Lo ha detto in aula il vicepresidente del Csm, sentito come teste al processo nei confronti di Pier Camillo Davigo, ex componente del Csm imputato per il casso dei verbali di Piero Amara sulla presunta loggia Ungheria
"Parlai al presidente della Repubblica. Riferii tutto quello che mi disse Davigo e lui non fece commenti". Lo ha detto in aula a Brescia David Ermini, vicepresidente del Csm sentito come teste al processo nei confronti di Piercamillo Davigo (LE DICHIARAZIONI IN AULA), ex componente del Csm imputato per il caso dei verbali di Piero Amara sulla presunta loggia Ungheria.
La versione di Ermini
Ermini ha raccontato di essere andato al Quirinale, per una visita già programmata, nella quale parlò anche del caso Milano e delle dichiarazioni rese ai pm da Amara. "Secondo me - ha spiegato ancora - fu una confidenza che il consigliere Davigo volle farmi. Mi consegnò quei verbali, li presi per fargli una cortesia ma li cestinai perché erano irricevibili". Ermini ha aggiunto che dopo un primo incontro il 4 maggio 2020 in cui Davigo gli chiese "di avvisare il presidente Mattarella, e io concordai", ci fu un secondo colloquio qualche giorno dopo in cui Davigo gli consegnò una cartelletta con dentro copia dei verbali stampati sulla presunta loggia Ungheria, "tutti fogli non firmati, solo alcuni con intestazione Procura della Repubblica", ritenuti "atti informali e inutilizzabili", che quindi non potevano far ingresso al Csm. Ermini ha sostenuto che questo secondo incontro fu in sostanza confidenziale.
"Davigo non mi chiese di formalizzare"
"Davigo non mi chiese di formalizzare - ha proseguito Ermini - Non mi chiese di veicolare quei verbali al comitato di presidenza, sennò gli avrei detto che erano irricevibili. Me li ha consegnati perché li leggessi. Mi ha detto che della vicenda se ne occupava il pg della cassazione Salvi, e per me la questione era chiusa". Ermini ha poi aggiunto di aver cestinato e stracciato quei verbali "informali. Non sapevo fossero secretati".

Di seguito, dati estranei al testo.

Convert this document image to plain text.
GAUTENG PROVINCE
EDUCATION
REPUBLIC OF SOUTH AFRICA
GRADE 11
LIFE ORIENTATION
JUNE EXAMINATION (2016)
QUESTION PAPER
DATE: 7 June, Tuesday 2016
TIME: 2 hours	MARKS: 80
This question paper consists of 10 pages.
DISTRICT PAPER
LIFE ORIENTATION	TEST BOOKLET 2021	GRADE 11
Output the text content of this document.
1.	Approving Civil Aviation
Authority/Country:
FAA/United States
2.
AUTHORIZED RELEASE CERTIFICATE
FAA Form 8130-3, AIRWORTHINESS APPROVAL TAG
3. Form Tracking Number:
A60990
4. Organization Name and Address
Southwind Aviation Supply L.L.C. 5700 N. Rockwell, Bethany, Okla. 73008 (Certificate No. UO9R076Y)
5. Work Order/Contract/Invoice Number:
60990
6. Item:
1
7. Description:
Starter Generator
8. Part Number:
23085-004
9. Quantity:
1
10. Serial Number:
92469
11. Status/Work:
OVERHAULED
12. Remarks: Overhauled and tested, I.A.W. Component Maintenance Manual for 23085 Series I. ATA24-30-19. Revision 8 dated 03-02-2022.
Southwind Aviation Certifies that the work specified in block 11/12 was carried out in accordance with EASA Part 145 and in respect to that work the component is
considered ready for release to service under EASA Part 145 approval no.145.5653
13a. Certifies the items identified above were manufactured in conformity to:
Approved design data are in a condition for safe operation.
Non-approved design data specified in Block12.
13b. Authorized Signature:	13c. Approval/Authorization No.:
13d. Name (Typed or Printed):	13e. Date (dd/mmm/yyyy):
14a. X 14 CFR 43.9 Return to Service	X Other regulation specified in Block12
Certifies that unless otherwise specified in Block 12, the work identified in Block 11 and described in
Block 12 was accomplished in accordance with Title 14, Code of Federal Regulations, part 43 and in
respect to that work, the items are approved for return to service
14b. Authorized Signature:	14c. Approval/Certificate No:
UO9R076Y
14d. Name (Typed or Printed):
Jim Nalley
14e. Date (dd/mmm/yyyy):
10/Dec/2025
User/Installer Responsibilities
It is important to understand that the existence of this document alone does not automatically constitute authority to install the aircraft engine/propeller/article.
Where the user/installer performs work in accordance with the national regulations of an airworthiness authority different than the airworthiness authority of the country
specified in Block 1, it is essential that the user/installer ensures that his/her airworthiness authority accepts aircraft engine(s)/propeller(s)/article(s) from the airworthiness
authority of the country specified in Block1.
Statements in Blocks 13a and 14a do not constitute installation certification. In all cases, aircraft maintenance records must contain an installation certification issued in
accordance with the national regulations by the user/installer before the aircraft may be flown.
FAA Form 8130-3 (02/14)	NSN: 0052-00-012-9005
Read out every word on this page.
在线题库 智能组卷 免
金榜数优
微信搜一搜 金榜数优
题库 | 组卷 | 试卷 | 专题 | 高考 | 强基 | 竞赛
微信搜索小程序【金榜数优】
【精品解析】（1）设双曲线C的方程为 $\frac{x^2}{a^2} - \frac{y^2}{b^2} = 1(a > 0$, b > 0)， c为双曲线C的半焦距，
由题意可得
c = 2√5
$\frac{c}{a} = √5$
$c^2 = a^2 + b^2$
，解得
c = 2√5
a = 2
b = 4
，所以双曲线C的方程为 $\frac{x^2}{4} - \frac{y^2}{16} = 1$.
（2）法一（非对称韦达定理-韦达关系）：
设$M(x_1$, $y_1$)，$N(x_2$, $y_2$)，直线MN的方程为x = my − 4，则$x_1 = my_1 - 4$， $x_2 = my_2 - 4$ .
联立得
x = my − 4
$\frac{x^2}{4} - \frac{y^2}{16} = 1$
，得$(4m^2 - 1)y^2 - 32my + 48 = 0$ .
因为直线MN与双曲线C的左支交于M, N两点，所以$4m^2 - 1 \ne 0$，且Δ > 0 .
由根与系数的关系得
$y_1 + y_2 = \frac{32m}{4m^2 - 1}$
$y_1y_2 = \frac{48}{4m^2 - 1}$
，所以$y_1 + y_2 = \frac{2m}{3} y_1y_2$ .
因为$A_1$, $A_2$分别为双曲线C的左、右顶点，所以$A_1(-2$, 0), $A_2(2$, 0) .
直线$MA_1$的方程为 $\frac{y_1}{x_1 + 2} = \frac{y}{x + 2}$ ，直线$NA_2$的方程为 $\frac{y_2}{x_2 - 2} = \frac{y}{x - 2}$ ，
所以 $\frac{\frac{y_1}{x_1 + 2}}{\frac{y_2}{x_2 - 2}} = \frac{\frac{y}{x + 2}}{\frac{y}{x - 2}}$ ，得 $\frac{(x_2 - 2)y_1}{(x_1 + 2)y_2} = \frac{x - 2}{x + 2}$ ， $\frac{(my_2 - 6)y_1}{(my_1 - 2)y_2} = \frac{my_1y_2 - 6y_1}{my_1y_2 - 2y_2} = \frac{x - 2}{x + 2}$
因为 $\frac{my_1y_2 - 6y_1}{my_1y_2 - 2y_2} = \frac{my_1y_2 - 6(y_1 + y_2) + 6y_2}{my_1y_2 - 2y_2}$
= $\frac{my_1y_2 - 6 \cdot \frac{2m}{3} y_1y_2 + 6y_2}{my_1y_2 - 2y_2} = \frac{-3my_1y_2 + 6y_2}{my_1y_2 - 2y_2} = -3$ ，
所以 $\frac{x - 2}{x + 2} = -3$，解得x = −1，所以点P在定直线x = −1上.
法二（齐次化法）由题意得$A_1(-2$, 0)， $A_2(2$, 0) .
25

Davigo: "Fui cauto per dubbi sulla tenuta del Csm"
"Una delle ragioni per cui non ho formalizzato immediatamente è perché, una volta protocollato, il plico viene visto da quella struttura", ossia l'intero Csm con i componenti delle varie commissioni compresi i funzionari, che "secondo il comitato di presidenza non è affidabile". Lo ha spiegato in aula a Brescia Piercamillo Davigo, imputato per il caso dei verbali di Piero Amara sulla presunta loggia Ungheria. Replicando alla deposizione di David Ermini, che ha negato di aver ricevuto da lui una richiesta di "formalizzare" la vicenda, Davigo, con una dichiarazione spontanea, ha precisato che dopo la fuga di notizia sull'ex consigliere Luca Palamara, c'erano dubbi sulla "tenuta della struttura" "Quando il pm Storari viene da me" per chiedere tutela nei confronti degli allora vertici della procura di Milano che, a suo dire, avevano messo un freno alle indagini dopo le dichiarazioni di Amara, "io ricevo una notizia di reato - ha proseguito -. Io sono un pubblico ufficiale ho l'obbligo di denunciare, cosa che feci al pg Giovanni Salvi". "Dovevo segnalarlo - ha aggiunto - senza però recare danno alle indagini. La mia finalità principale era che quel processo", quello sulla fantomatica loggia, "tornasse sui binari di legalità". L'udienza riprenderà il 13 ottobre.